First Timer

Hi Folks,

I’ve never written a blog before.

I’m a 50 year old Irish woman, who was diagnosed with FHNL stage 2 at the end of June this year. I was told by phone that it was FHNL, having already been told that I had some form of lymphoma. I was hoping for Hodgkins, because of the possibility of a cure. I was alone at the time. I felt like I had been hit by a baseball bat. Stunned. But my world didn’t fall apart. I didn’t cry or rant or rave, when my husband came home an hour later. I more or less shrugged it off, accepted my condition and just treated it as an inconvenience. I went to all my clinic appointments, had the scans, started R-CVP in July and kept on working until I was advised to stop in September. I didn’t want to stop work because it meant that I had to admit I was ill.

I’ve told most people in person. It was tough going back to Ireland to tell my parents and siblings. They all reacted as I did, stunned but accepting. It must be familial character trait. We generally get hysterical over small unimportant things but big issues are dealt with calmly. It’s strange. I walked them through the condition. My dad just repeated a mantra “It’s not curable but it is treatable, so that’s OK.”

I’ll have my 6th R-CVP treatment tomorrow. Two more to go and then on Rituximab injections every two months for the next two years. My response to treatment has been very good. The cancer is in my abdominal area and my lymph nodes have significantly reduced, the largest to 1.1cm from 6.8cm. I’m hoping for a complete remission but have been told not to expect a cure. It’s something I just have to live with, like diabetes or CF. However, I’m lucky because my life shouldn’t be impacted by the cancer during the remission period.

I really do count myself as lucky. 50% of us will get cancer. I’m lucky because this probably won’t kill me. I’m lucky because I’m relatively young, fit, slim and otherwise healthy. I’m lucky because I have a wonderfully supportive husband, a beautiful brilliant teenage son and lovely friends. I’m lucky because I think I will be able to accomodate this unwanted guest intermittently in my life. I’m lucky because the drugs are working.  My husband and son follow my lead. My son said that if I’m OK he’s OK.

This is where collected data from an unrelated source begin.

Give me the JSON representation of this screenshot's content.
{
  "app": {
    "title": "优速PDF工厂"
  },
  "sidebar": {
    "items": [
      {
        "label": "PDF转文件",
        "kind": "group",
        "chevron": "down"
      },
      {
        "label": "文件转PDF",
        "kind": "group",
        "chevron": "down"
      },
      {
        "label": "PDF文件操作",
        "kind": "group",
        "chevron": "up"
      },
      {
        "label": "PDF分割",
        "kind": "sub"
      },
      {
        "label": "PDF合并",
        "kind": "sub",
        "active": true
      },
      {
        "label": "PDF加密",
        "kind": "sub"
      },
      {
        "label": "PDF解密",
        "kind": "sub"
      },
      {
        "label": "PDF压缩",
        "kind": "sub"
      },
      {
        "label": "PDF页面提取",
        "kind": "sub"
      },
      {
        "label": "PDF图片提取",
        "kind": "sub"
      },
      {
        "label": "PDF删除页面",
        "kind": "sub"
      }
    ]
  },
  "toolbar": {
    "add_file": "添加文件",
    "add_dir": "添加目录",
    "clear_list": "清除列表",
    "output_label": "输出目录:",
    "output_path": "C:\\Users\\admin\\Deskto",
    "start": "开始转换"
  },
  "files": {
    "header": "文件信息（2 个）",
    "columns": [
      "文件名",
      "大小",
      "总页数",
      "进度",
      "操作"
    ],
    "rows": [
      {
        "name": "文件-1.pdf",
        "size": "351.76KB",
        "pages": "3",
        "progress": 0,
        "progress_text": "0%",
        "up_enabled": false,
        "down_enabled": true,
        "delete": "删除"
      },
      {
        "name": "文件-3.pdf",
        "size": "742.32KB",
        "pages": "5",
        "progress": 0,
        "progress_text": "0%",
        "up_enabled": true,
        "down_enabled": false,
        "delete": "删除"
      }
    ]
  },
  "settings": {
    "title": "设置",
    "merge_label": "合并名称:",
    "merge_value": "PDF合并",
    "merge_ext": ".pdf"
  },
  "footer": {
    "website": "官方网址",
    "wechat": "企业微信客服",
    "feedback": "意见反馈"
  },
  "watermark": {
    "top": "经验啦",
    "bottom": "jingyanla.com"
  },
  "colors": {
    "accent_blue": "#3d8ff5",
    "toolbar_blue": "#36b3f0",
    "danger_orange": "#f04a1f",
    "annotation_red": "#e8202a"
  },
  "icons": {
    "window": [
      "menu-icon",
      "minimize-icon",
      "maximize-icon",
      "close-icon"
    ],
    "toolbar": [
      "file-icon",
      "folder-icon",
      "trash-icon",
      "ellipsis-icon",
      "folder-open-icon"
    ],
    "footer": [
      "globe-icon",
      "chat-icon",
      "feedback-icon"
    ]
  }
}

I can cope with the insomnia, the discomfort, the fatigue. I can cope with the outlandish advice of well-meaning people. An old friend who had breast cancer primed me for this. Someone told her to avoid chemo and try mistletoe instead!!! I’ve had a similar experience, chemo is dangerous – the only cure is in food, apparently.

I can still do a 5km at Parkrun every 3rd Saturday and do brisk walk every day. It really helps with the fatigue. My hair hasn’t fallen out but I’m sporting a pixie-style just in case it thins. So far, so good.  My brain is a bit sluggish.

I’m worried about what will happen between the day treatment stops and my next relapse.  I’m not a hypochondriac but I’m worried I’ll become one. It would be great if they could put CCTV cameras into my body at strategic points so I could monitor my lymph nodes. I wish I knew how long my remission will be. It would be easier to manage then. I’m going to do a mindfulness course in January to give me the tools to deal with the unknown. I’m not under any illusion that I will always be this positive, so I need to take pre-emptive steps. I’d class myself as an optimistic realist.

So that’s where I stand. Like Robinson Crusoe, on a island surrounded by an ocean of uncertainty. Just keeping going until a scientific breakthrough arrives.